I also enjoy looking at the moon and other planets in our solar system. These objects really benefit from higher magnification. SCT/Hyperstar combos and RASA telescopes don't perform well on the moon and planets, because they're designed for low-power imaging and you can't change their magnification. But the moon and planets offer many more observing opportunities than the sun. And I can't be bothered to switch out the HyperStar every time I want to have a look at lunar craters, Jupiter's moons, or Saturn's rings. I simply must have in my arsenal a second telescope with which to look at those objects, even while my SCT and HyperStar are taking images of galaxies in my supernova searches.

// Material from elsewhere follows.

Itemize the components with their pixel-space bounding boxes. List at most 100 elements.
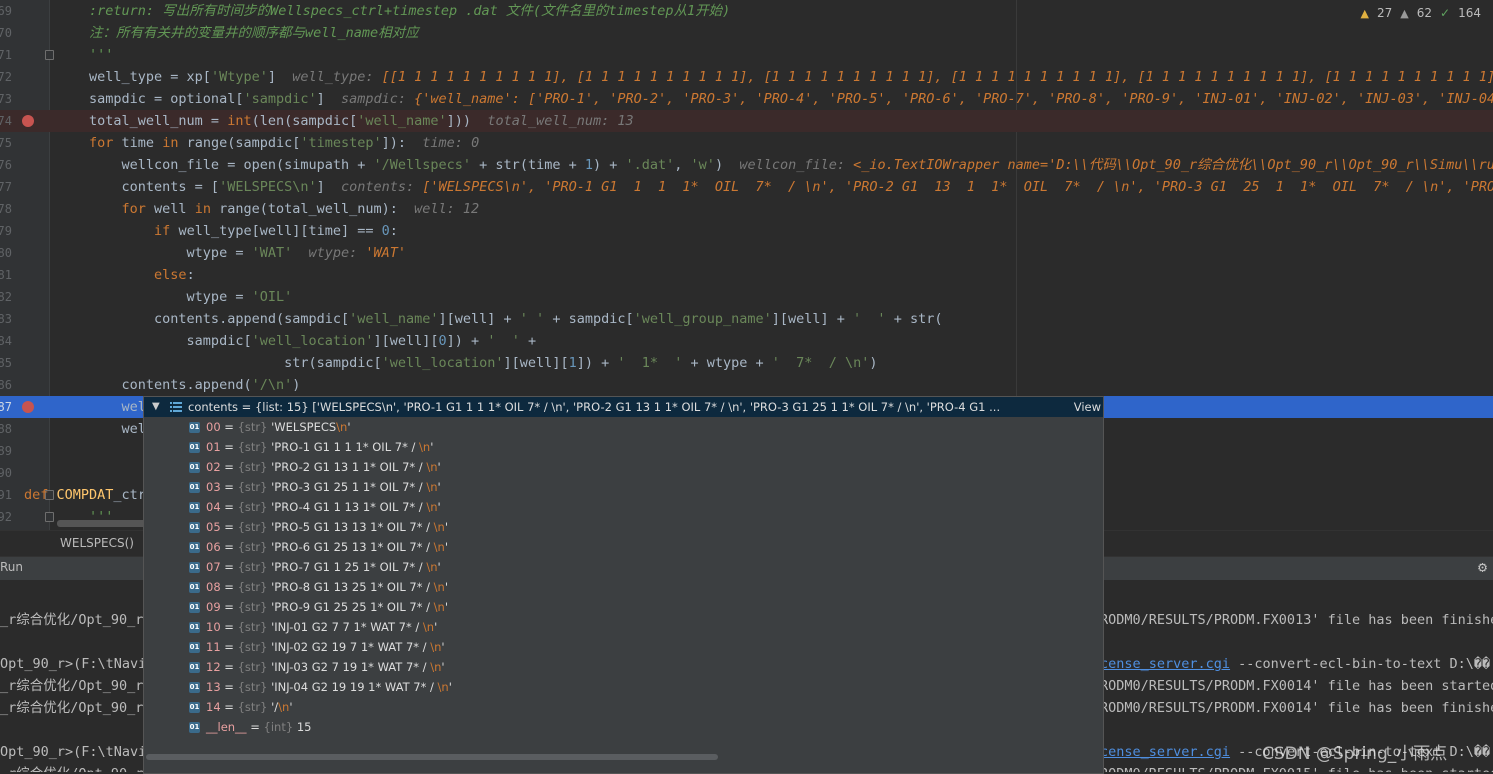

The planet Uranus was in the same field of view as
the totally eclipsed moon on November 8, 2022.
HyperStar and DSLR; 2.5 seconds at ISO-200

Oh, yeah! I almost forgot. There is one very good occasion to use the HyperStar on the moon: during a total lunar eclipse! The moon becomes a rather low-light target during maximum eclipse, requiring astrophotographers to increase their exposure times and ISO. Longer exposures have a risk of motion blur from atmospheric smearing when using moderate magnification. And increasing the ISO can make the images noisy. But low-light shooting is what the HyperStar was designed for. I found that the HyperStar can deliver crisp, bright images of the moon, while also pulling in background stars, even at low ISO.

A good 4-inch APO refractor serves well as a second telescope. Even better is a larger-aperture Dobsonian. On warm summer nights, while I'm searching for supernovae with the SCT, I love to set up my 10-inch Dobsonian and take some breaks from supernova hunting to go out and look at my favorite Messier objects through the Dobsonian, or watch Jupiter's moons and their shadows cast onto Jupiter's disk, or see if Jupiter's Great Red Spot is visible, or have a look at Saturn's rings and moons. Splitting tight double stars is also a fun activity, or viewing carbon stars (stars with a deep red color). 

There really isn't such a thing as "one scope to rule them all," because sometimes we require two telescopes at the same time.